Hace poco estaba viendo videos de quien es mi cantante favorito, Rayden, un rapero español que, independientemente del género de su música, sigo desde hace varios años por la auténtica genialidad y arte que hay en la mayoría de las letras que escribe. Pero curiosamente ese día, tras escuchar una de sus frases que ha pasado por mi playlist innumerables veces, algo golpeó fuertemente mi interior; y si bien no es precisamente parte de una canción, sino el final de una fábula que acompaña a “Nunca Será Siempre”, uno de sus éxitos que más disfruto, esta frase dejó tras de sí una especie de cubeta de agua helada que me llevó a cuestionar un aspecto de mi manera de vivir que siempre había considerado “normal”. La frase que trastocó mis sentimientos es tan corta como profunda: si siempre te dices nunca, nunca será siempre.

Hoy, más que en cualquier otro momento, puedo decir que no tengo la intención de exponerme sentimentalmente en un futuro cercano, que no quiero que nada ni nadie sea capaz de lastimarme de alguna forma u otra.

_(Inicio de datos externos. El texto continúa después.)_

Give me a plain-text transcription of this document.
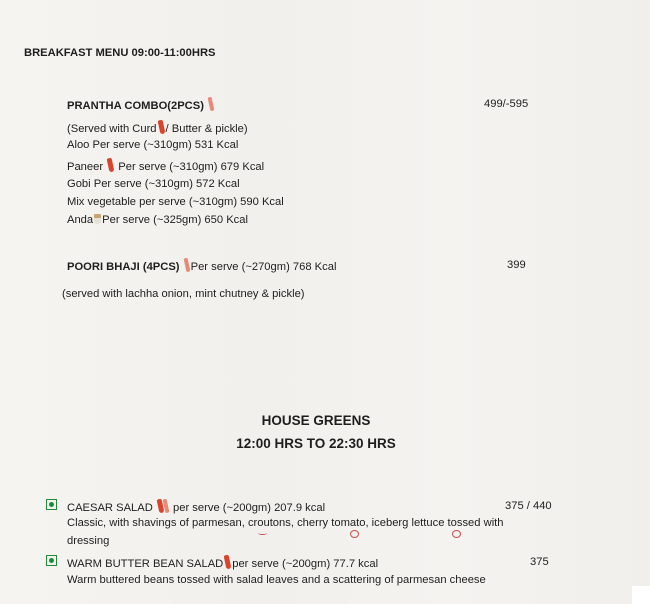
BREAKFAST MENU 09:00-11:00HRS
PRANTHA COMBO(2PCS)	499/-595
(Served with Curd / Butter & pickle)
Aloo Per serve (~310gm) 531 Kcal
Paneer Per serve (~310gm) 679 Kcal
Gobi Per serve (~310gm) 572 Kcal
Mix vegetable per serve (~310gm) 590 Kcal
Anda Per serve (~325gm) 650 Kcal
POORI BHAJI (4PCS) Per serve (~270gm) 768 Kcal	399
(served with lachha onion, mint chutney & pickle)
HOUSE GREENS
12:00 HRS TO 22:30 HRS
CAESAR SALAD per serve (~200gm) 207.9 kcal	375 / 440
Classic, with shavings of parmesan, croutons, cherry tomato, iceberg lettuce tossed with
dressing
WARM BUTTER BEAN SALAD per serve (~200gm) 77.7 kcal	375
Warm buttered beans tossed with salad leaves and a scattering of parmesan cheese
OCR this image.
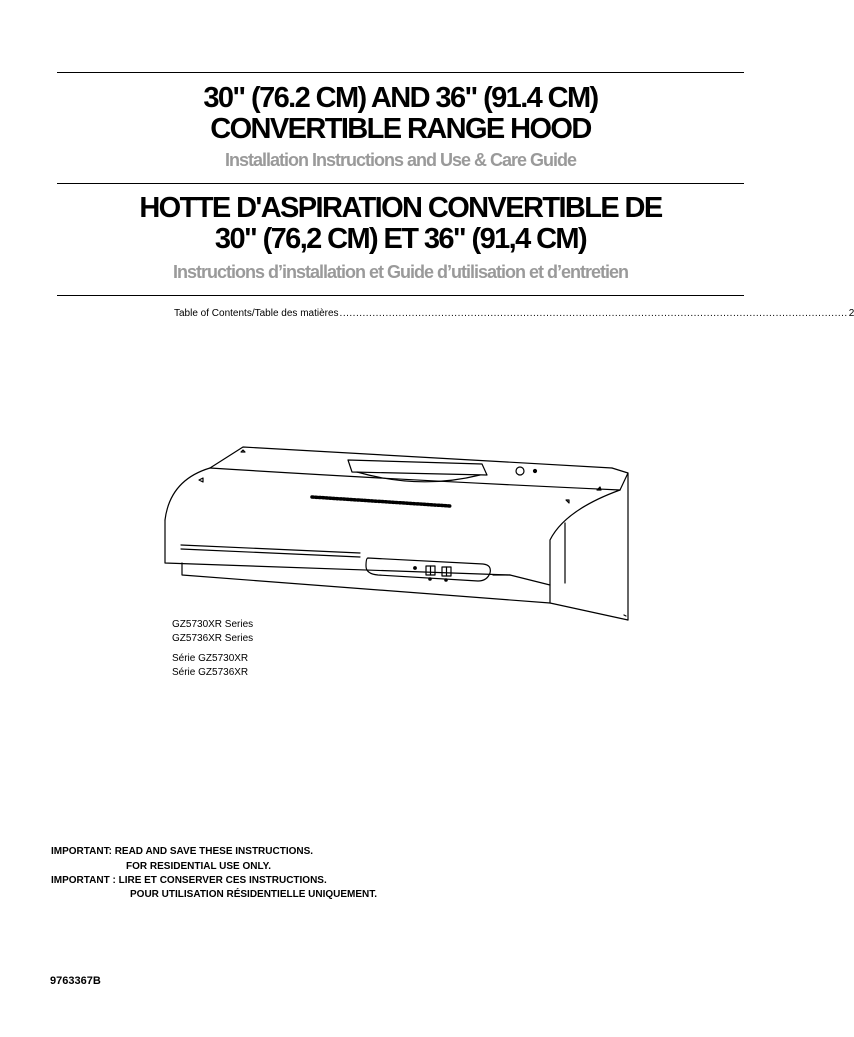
30" (76.2 CM) AND 36" (91.4 CM)
CONVERTIBLE RANGE HOOD

Installation Instructions and Use & Care Guide

HOTTE D'ASPIRATION CONVERTIBLE DE
30" (76,2 CM) ET 36" (91,4 CM)

Instructions d’installation et Guide d’utilisation et d’entretien

Table of Contents/Table des matières ........................................................................................................................................................... 2
GZ5730XR Series
GZ5736XR Series
Série GZ5730XR
Série GZ5736XR
IMPORTANT: READ AND SAVE THESE INSTRUCTIONS.
FOR RESIDENTIAL USE ONLY.
IMPORTANT : LIRE ET CONSERVER CES INSTRUCTIONS.
POUR UTILISATION RÉSIDENTIELLE UNIQUEMENT.
9763367B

Pero esto, en la mayoría de personas, es algo normal, ¿no? ¿A quién le gusta que le hagan daño? Si no te torturaste viendo las secuelas de 50 Sombras de Grey, ¡bien podría asegurar que a ti no te gusta sufrir! Sin embargo, el problema está en cómo evitamos esa exposición al daño, o, más concretamente, en cómo la evito yo.
“Nunca” es una palabra que está en el fondo de mi mente casi frente a cualquier situación. Recuerdo que estando en la secundaria, cuando tenía unos 12 o 13 años, después de decirle a una amiga que me gustaba por medio de una carta y, al día siguiente, verla venir hacia mí en el descanso, poco tardé en dirigir mi silla de ruedas eléctrica a la dirección contraria, ya que en mi mente sólo escuchaba “nunca te podría corresponder”. Pero, recorriendo un poco por mi memoria, me es sumamente fácil encontrarme con frases preocupantemente similares; como la chica de la taquilla del cine que “era tan bonita que nunca me haría caso”, la vez que no me puse una puta camisa elegante porque “nunca se tomaría en serio la cita”, o aquellas muchas ocasiones donde me quedé sólo fantaseando con lo que podría haber pasado porque “ella nunca querría salir conmigo”.

Sé que algunos me dirán que es común temer al dolor; pero no es cierto, el dolor es un sistema de defensa del cuerpo que evita que suframos daño, es lo que hace que quitemos la mano del fuego para no quemarnos. Temerle al dolor es como tener miedo del antivirus de nuestra computadora o de la alarma contra incendios del lugar donde vivimos. No sólo es un sinsentido, sino que también nos aleja de situaciones que claramente están ahí para ser vividas. Sí, reconozco que le tengo miedo al rechazo, que es prácticamente imposible que no lo relacione con la discapacidad con la que nací; sin embargo, desde que escuché a Rayden pronunciar esa frase en La Riviera, me aterra que nunca sea siempre.